Henrik Bruus is a professor, section head, and the head of BSc studies for the Department of Physics at the Technical University of Denmark (DTU). He received his PhD degree in physics from the Niels Bohr Institute, University of Copenhagen, in 1990, and then worked as a postdoctoral researcher at the Nordic Institute of Theoretical Physics from 1990 to 1992, at Yale University from 1992 to 1994, and for the French National Centre for Scientific Research (CNRS) lab in Grenoble from 1994 to 1996. He returned to the Niels Bohr Institute as an associate professor from 1997 to 2001, before moving to TKU in 2001. There, he became a full professor of lab-on-a-chip systems in 2005 and of theoretical physics in 2012.
His current research interests comprise micro/nanofluidics, acoustofluidics, electrokinetics, the physics of on-chip cell manipulation, the motion of sugar in living plants, and topology-optimized microflows. He has (co)authored more than 170 journal papers on condensed matter physics and microfluidics, 230 conference papers, and two monographs, the latest being "Theoretical Microfluidics", Oxford University Press (2008).

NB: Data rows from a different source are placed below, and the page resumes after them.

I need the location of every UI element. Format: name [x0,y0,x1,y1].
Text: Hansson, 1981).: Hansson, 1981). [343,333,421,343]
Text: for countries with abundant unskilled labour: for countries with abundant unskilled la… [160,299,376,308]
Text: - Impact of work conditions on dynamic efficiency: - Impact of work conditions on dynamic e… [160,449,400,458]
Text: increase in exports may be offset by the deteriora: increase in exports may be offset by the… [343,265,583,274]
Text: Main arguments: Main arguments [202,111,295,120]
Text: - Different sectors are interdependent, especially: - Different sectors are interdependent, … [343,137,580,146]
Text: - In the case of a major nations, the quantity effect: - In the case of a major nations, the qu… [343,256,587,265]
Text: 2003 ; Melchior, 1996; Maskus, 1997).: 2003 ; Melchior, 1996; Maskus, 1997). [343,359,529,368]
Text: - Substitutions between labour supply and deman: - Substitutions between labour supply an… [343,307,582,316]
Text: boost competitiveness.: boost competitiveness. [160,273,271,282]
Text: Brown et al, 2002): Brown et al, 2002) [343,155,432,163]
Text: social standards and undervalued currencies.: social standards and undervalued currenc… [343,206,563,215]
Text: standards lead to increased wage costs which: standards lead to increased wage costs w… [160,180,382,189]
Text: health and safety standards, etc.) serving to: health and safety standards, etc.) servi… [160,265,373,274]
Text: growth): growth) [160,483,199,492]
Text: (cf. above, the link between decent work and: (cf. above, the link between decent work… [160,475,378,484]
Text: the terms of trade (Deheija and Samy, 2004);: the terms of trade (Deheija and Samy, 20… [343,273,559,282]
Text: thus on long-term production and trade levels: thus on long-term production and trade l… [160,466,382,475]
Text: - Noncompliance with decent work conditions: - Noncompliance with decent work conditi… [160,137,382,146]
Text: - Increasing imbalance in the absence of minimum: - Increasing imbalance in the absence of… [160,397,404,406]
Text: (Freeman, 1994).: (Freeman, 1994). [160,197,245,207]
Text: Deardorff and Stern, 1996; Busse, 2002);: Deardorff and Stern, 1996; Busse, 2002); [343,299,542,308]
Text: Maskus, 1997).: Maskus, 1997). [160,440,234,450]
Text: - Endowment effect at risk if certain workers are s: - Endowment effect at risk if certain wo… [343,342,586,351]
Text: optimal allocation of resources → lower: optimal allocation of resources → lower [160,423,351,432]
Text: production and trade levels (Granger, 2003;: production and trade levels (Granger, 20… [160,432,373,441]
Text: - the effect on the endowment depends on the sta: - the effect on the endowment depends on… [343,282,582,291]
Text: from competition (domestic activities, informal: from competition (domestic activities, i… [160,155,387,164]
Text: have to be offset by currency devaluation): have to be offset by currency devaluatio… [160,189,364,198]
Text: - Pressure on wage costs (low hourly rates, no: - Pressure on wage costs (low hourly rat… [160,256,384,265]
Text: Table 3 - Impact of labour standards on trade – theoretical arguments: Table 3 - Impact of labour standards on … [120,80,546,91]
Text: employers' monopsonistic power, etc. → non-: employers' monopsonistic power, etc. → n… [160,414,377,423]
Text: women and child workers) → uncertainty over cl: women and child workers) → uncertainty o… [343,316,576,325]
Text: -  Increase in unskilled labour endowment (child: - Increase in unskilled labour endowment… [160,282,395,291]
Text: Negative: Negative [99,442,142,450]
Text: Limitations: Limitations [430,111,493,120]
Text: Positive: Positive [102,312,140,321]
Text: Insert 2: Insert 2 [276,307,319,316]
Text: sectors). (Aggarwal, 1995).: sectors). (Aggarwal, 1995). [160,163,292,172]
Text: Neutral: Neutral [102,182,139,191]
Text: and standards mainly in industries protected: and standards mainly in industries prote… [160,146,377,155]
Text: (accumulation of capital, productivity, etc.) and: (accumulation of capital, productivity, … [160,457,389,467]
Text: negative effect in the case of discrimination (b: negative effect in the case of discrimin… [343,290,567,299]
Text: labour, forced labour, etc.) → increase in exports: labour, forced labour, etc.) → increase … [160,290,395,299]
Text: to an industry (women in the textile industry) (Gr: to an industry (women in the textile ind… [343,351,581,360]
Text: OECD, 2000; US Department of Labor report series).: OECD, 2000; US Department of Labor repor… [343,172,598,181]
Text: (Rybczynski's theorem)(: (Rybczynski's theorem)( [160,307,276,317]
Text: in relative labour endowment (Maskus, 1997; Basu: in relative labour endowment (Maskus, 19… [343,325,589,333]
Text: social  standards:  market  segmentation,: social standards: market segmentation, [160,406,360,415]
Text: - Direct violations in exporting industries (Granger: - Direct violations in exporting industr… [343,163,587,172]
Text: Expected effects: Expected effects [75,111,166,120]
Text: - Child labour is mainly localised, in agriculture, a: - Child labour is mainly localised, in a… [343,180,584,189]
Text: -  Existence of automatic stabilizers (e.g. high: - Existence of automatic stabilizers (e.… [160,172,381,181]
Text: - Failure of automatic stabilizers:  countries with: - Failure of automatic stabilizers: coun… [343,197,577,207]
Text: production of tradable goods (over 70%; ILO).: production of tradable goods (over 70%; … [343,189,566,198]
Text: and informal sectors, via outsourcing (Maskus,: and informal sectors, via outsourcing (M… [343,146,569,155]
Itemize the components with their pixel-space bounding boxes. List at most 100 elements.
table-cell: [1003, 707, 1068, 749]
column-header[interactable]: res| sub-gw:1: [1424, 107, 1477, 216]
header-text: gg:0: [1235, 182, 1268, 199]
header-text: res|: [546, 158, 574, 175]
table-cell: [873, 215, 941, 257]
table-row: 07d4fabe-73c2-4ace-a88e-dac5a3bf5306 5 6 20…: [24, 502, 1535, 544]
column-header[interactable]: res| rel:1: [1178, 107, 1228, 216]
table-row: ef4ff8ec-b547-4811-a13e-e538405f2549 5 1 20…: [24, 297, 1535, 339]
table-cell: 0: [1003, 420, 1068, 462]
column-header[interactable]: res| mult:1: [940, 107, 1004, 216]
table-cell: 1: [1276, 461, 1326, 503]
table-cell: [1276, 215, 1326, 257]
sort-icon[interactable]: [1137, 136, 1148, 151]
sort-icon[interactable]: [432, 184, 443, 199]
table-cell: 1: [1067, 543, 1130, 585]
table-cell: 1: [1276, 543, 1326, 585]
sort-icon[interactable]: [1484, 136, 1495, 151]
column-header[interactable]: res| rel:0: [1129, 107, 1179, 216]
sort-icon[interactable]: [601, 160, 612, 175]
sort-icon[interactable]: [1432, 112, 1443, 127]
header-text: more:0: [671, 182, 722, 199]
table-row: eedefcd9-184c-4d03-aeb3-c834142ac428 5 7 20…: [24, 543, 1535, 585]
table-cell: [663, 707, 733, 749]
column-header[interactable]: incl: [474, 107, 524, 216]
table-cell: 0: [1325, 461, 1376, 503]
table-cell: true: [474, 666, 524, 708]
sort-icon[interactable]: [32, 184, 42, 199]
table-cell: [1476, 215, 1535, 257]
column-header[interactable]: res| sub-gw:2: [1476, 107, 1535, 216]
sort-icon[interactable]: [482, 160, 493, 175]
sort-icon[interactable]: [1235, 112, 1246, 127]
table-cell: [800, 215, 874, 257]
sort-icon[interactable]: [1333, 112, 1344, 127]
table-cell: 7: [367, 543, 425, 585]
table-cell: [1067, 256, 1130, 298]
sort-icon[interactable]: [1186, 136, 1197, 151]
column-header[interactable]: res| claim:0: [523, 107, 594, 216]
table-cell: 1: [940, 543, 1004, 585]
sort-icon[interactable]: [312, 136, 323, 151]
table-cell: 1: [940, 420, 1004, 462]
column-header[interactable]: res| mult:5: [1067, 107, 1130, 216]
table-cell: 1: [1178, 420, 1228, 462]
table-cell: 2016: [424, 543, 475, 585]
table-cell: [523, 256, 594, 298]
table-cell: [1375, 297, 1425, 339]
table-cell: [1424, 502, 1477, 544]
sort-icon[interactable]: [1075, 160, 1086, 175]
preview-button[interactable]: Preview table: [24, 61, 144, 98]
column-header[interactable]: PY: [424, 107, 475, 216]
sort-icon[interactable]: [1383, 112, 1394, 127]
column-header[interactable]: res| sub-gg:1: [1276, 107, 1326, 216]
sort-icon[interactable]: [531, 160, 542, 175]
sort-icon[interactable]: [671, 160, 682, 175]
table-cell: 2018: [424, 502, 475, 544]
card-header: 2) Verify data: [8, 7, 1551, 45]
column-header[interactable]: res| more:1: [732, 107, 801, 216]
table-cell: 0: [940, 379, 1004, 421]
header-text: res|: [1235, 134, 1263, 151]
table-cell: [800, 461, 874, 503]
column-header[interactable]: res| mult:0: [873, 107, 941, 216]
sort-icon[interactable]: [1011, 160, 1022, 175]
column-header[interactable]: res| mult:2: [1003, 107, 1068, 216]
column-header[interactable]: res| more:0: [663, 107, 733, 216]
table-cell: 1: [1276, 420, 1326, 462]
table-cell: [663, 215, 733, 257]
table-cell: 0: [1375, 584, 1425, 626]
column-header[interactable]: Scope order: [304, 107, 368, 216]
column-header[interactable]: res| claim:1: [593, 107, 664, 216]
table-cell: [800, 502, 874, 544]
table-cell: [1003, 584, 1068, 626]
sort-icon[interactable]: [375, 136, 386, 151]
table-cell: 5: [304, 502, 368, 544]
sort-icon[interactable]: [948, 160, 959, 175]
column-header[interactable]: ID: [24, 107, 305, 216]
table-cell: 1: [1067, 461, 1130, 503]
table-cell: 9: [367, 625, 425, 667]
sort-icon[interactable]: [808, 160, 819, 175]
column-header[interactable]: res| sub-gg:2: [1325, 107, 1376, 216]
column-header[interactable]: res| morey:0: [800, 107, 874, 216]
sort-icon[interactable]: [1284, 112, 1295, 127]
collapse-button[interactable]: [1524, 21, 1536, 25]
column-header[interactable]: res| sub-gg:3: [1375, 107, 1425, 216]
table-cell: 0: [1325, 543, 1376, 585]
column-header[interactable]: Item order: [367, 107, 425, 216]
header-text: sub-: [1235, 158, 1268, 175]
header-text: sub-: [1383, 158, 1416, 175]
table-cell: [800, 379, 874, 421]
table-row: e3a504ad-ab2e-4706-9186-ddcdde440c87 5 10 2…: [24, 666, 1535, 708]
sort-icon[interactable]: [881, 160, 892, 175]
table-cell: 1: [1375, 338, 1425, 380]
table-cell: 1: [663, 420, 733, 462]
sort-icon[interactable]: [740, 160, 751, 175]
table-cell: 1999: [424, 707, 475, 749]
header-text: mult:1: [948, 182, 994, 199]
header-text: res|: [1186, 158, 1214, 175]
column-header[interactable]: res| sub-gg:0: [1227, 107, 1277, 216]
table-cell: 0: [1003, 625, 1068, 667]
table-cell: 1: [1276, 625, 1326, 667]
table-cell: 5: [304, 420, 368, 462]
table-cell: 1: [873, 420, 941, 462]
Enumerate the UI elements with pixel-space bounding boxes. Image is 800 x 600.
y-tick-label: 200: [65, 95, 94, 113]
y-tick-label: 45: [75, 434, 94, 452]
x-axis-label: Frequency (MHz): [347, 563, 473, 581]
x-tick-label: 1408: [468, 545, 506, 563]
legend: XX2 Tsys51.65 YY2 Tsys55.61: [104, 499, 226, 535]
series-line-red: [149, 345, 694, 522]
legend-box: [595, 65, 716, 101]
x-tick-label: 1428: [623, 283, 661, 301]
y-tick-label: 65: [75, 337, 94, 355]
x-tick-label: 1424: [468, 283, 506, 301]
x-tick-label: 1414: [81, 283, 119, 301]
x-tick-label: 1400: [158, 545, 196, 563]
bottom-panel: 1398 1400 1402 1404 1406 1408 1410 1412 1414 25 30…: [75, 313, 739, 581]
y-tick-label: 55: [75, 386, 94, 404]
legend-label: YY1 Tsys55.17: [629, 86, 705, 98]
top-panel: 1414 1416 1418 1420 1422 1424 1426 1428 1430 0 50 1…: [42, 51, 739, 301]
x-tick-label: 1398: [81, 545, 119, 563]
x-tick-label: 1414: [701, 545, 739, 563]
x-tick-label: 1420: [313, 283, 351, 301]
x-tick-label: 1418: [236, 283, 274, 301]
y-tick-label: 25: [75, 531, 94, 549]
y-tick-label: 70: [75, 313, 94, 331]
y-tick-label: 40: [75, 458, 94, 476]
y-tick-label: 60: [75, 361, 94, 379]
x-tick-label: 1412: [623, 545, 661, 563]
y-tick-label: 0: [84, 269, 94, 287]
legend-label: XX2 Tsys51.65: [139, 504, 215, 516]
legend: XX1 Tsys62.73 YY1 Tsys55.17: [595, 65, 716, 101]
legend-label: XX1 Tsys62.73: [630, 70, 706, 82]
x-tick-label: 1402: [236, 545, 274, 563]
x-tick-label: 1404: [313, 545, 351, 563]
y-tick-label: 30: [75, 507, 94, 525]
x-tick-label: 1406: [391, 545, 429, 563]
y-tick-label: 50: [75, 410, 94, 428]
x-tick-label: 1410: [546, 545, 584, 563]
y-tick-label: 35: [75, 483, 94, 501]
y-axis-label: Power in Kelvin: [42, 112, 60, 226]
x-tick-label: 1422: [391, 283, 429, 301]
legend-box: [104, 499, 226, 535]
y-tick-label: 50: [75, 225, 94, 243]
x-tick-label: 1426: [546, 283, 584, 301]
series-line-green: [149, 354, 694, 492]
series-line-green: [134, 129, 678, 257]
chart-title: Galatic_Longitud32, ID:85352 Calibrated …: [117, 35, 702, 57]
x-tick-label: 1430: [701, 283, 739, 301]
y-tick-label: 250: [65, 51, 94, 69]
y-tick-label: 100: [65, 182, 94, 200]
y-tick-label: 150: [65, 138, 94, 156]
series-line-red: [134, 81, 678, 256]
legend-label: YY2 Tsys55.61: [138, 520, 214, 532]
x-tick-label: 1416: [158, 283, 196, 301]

Anton Melnikov holds a Dipl.-Ing. degree in mechanical engineering from the Technical University of Dresden (2012) and an M.Eng. degree in computational applied mechanics from the University of Applied Sciences Ingolstadt (2016). He obtained his doctoral degree from the Technical University of Munich in 2021 for his research on noise control and acoustic metamaterials. His expertise lies in the numerical modeling of multidomain problems. He worked at Fraunhofer IPMS before joining Bosch Sensortec GmbH, where he currently specializes in microacoustic MEMS devices.